Human PD‑1 PE‑conjugated Antibody

Programmed Death-1 (PD-1) is a type I transmembrane protein belonging to the CD28/CTLA-4 family of immunoreceptors that mediate signals for regulating immune responses (1). Members of the CD28/CTLA-4 family have been shown to either promote T cell activation (CD28 and ICOS) or down-regulate T cell activation (CTLA-4 and PD-1) (2). PD-1 is expressed on activated T cells, B cells, myeloid cells, and on a subset of thymocytes. In vitro, ligation of PD-1 inhibits TCR-mediated T-cell proliferation and production of IL-1, IL-4, IL-10, and IFN-gamma. In addition, PD-1 ligation also inhibits BCR mediated signaling. PD-1 deficient mice have a defect in peripheral tolerance and spontaneously develop autoimmune diseases (2, 3). Two B7 family proteins, PD-L1 (also called B7-H1) and PD-L2 (also known as B7-DC), have been identified as PD-1 ligands.
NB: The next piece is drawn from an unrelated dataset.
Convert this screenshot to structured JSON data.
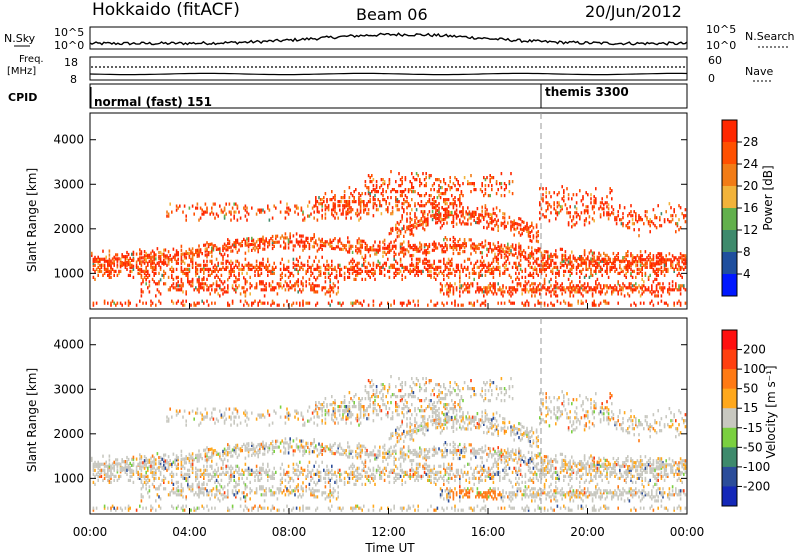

Unlike other B7 family proteins, both PD‑L1 and PD-L2 are expressed in a wide variety of normal tissues including heart, placenta, and activated spleens (4). The wide expression of PD-L1 and PD-L2 and the inhibitor effects on PD-1 ligation indicate that PD-1 might be involved in the regulation of peripheral tolerance and may help prevent autoimmune diseases (2). The human PD-1 gene encodes a 288 amino acid (aa) protein with a putative 20 aa signal peptide, a 148 aa extracellular region with one immunoglobulin-like V-type domain, a 24 aa transmembrane domain, and a 95 aa cytoplasmic region. The cytoplasmic tail contains two tyrosine residues that form the immuno-receptor tyrosine-based inhibitory motif (ITIM) and immunoreceptor tyrosine-based switch motif (ITSM) that are important in mediating PD-1 signaling. Mouse and human PD-1 share approximately 60% aa sequence identity (4).